Anonymous (18th century)
Anonymous (18th century)

Uji Bridge with Willows and Water Wheel

Details
Anonymous (18th century)
Uji Bridge with Willows and Water Wheel
Pair of six-panel screens; ink, color, gold, silver and gold leaf on paper

59½ x 141½in. (151.1 x 359.1cm.) each (2)
Sale Room Notice
Please note this lot is not the part of the private collection from the previous lots.

Lot Essay

Among Japan's famous beauty spots, perhaps few are adapted more dramatically to the paired-screen format than Uji Bridge, willows and waterwheels in the moonlight.
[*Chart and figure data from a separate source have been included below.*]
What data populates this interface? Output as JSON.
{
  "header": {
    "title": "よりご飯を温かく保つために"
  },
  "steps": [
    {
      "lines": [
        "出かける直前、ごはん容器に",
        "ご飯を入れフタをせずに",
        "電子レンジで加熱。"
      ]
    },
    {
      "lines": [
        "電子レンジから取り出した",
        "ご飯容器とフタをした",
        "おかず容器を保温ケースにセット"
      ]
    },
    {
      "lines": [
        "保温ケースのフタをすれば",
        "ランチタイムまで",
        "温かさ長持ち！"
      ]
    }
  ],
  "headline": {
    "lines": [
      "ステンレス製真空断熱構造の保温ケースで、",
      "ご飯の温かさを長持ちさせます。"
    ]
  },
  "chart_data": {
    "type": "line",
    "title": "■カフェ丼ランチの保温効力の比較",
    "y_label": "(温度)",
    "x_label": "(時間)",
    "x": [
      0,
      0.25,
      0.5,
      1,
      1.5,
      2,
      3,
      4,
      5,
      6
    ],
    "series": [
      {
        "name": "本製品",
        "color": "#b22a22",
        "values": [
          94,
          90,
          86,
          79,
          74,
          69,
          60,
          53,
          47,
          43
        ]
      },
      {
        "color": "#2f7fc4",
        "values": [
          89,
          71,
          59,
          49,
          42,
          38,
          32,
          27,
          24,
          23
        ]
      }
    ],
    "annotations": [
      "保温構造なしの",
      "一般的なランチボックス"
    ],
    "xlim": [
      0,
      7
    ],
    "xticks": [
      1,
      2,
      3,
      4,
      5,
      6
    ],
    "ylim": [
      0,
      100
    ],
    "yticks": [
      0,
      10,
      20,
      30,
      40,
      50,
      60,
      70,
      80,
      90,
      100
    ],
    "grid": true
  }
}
The conventional pictorial treatment is to convey the passage of the seasons by modifying the size of the willow leaves from spring, on the right panel, to summer, on the left, where, on this screen, they are longer and less defined.
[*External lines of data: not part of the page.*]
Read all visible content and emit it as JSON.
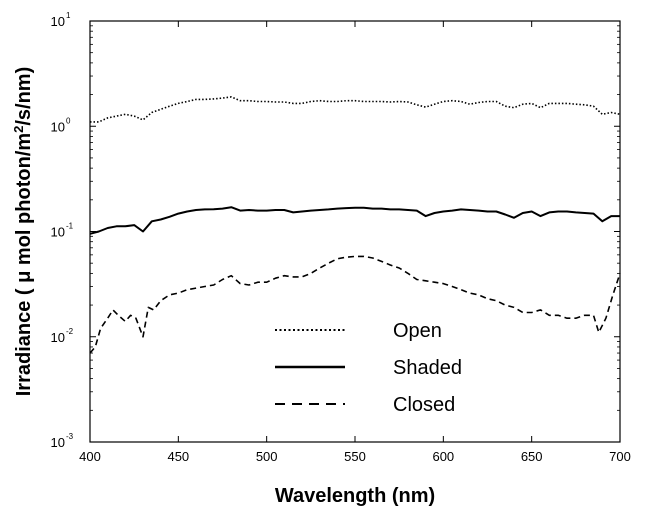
{
  "chart_data": {
    "type": "line",
    "xlabel": "Wavelength (nm)",
    "ylabel_parts": [
      "Irradiance ( ",
      "μ",
      " mol photon/m",
      "2",
      "/s/nm)"
    ],
    "xlim": [
      400,
      700
    ],
    "ylim": [
      0.001,
      10
    ],
    "yscale": "log",
    "x_ticks": [
      "400",
      "450",
      "500",
      "550",
      "600",
      "650",
      "700"
    ],
    "y_ticks": [
      {
        "base": "10",
        "exp": "-3"
      },
      {
        "base": "10",
        "exp": "-2"
      },
      {
        "base": "10",
        "exp": "-1"
      },
      {
        "base": "10",
        "exp": "0"
      },
      {
        "base": "10",
        "exp": "1"
      }
    ],
    "legend_position": "lower-center",
    "grid": false,
    "series": [
      {
        "name": "Open",
        "style": "dotted",
        "color": "#000000",
        "x": [
          400,
          405,
          410,
          415,
          420,
          425,
          430,
          435,
          440,
          445,
          450,
          455,
          460,
          465,
          470,
          475,
          480,
          485,
          490,
          495,
          500,
          505,
          510,
          515,
          520,
          525,
          530,
          535,
          540,
          545,
          550,
          555,
          560,
          565,
          570,
          575,
          580,
          585,
          590,
          595,
          600,
          605,
          610,
          615,
          620,
          625,
          630,
          635,
          640,
          645,
          650,
          655,
          660,
          665,
          670,
          675,
          680,
          685,
          690,
          695,
          700
        ],
        "values": [
          1.1,
          1.1,
          1.2,
          1.25,
          1.3,
          1.25,
          1.15,
          1.35,
          1.45,
          1.55,
          1.65,
          1.72,
          1.8,
          1.8,
          1.82,
          1.85,
          1.9,
          1.75,
          1.75,
          1.72,
          1.72,
          1.7,
          1.7,
          1.65,
          1.65,
          1.72,
          1.75,
          1.72,
          1.72,
          1.75,
          1.75,
          1.72,
          1.72,
          1.72,
          1.7,
          1.72,
          1.7,
          1.6,
          1.52,
          1.62,
          1.72,
          1.75,
          1.72,
          1.62,
          1.68,
          1.72,
          1.72,
          1.55,
          1.5,
          1.62,
          1.65,
          1.5,
          1.65,
          1.65,
          1.65,
          1.62,
          1.6,
          1.55,
          1.3,
          1.35,
          1.3
        ]
      },
      {
        "name": "Shaded",
        "style": "solid",
        "color": "#000000",
        "x": [
          400,
          405,
          410,
          415,
          420,
          425,
          430,
          435,
          440,
          445,
          450,
          455,
          460,
          465,
          470,
          475,
          480,
          485,
          490,
          495,
          500,
          505,
          510,
          515,
          520,
          525,
          530,
          535,
          540,
          545,
          550,
          555,
          560,
          565,
          570,
          575,
          580,
          585,
          590,
          595,
          600,
          605,
          610,
          615,
          620,
          625,
          630,
          635,
          640,
          645,
          650,
          655,
          660,
          665,
          670,
          675,
          680,
          685,
          690,
          695,
          700
        ],
        "values": [
          0.095,
          0.1,
          0.108,
          0.112,
          0.112,
          0.115,
          0.1,
          0.125,
          0.13,
          0.138,
          0.148,
          0.155,
          0.16,
          0.162,
          0.163,
          0.165,
          0.17,
          0.158,
          0.16,
          0.158,
          0.158,
          0.16,
          0.16,
          0.152,
          0.155,
          0.158,
          0.16,
          0.162,
          0.165,
          0.167,
          0.168,
          0.168,
          0.165,
          0.165,
          0.162,
          0.162,
          0.16,
          0.158,
          0.14,
          0.15,
          0.155,
          0.158,
          0.162,
          0.16,
          0.158,
          0.155,
          0.155,
          0.145,
          0.135,
          0.15,
          0.155,
          0.14,
          0.152,
          0.155,
          0.155,
          0.152,
          0.15,
          0.148,
          0.125,
          0.14,
          0.14
        ]
      },
      {
        "name": "Closed",
        "style": "dashed",
        "color": "#000000",
        "x": [
          400,
          403,
          406,
          410,
          413,
          416,
          420,
          423,
          426,
          430,
          433,
          436,
          440,
          445,
          450,
          455,
          460,
          465,
          470,
          475,
          480,
          485,
          490,
          495,
          500,
          505,
          510,
          515,
          520,
          525,
          530,
          535,
          540,
          545,
          550,
          555,
          560,
          565,
          570,
          575,
          580,
          585,
          590,
          595,
          600,
          605,
          610,
          615,
          620,
          625,
          630,
          635,
          640,
          645,
          650,
          655,
          660,
          665,
          670,
          675,
          680,
          685,
          688,
          692,
          696,
          700
        ],
        "values": [
          0.007,
          0.008,
          0.012,
          0.015,
          0.018,
          0.016,
          0.014,
          0.016,
          0.015,
          0.01,
          0.019,
          0.018,
          0.022,
          0.025,
          0.026,
          0.028,
          0.029,
          0.03,
          0.031,
          0.035,
          0.038,
          0.032,
          0.031,
          0.033,
          0.033,
          0.036,
          0.038,
          0.037,
          0.037,
          0.04,
          0.045,
          0.05,
          0.055,
          0.057,
          0.058,
          0.058,
          0.056,
          0.052,
          0.048,
          0.045,
          0.04,
          0.035,
          0.034,
          0.033,
          0.032,
          0.03,
          0.028,
          0.026,
          0.025,
          0.023,
          0.022,
          0.02,
          0.019,
          0.017,
          0.017,
          0.018,
          0.016,
          0.016,
          0.015,
          0.015,
          0.016,
          0.016,
          0.011,
          0.015,
          0.025,
          0.04
        ]
      }
    ]
  }
}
The Uji River starts as the Seta River that emanates from Lake Biwa, flows through southern Kyoto as the Uji and from Nara as the Yodo River, which empties into Osaka Bay (for a map of Osaka Bay, see lot 544). The original bridge is said to have been built in the seventh century. In the far right of the right panel is a waterwheel and in the center foreground is a basket of stones designed to control the flow of water and to protect the riverbanks. Interspersed with the bands of mist in gold leaf are scalloped clouds arranged with large pieces of cut gold leaf. The half moon in the left panel is silver. The surface has a later coating of varnish. This example of the theme dates from the eighteenth century, about a thousand years after the site entered the poetic canon. Uji serves as the setting for the last ten chapters of The Tale of Genji, ending with "The Bridge of Dreams."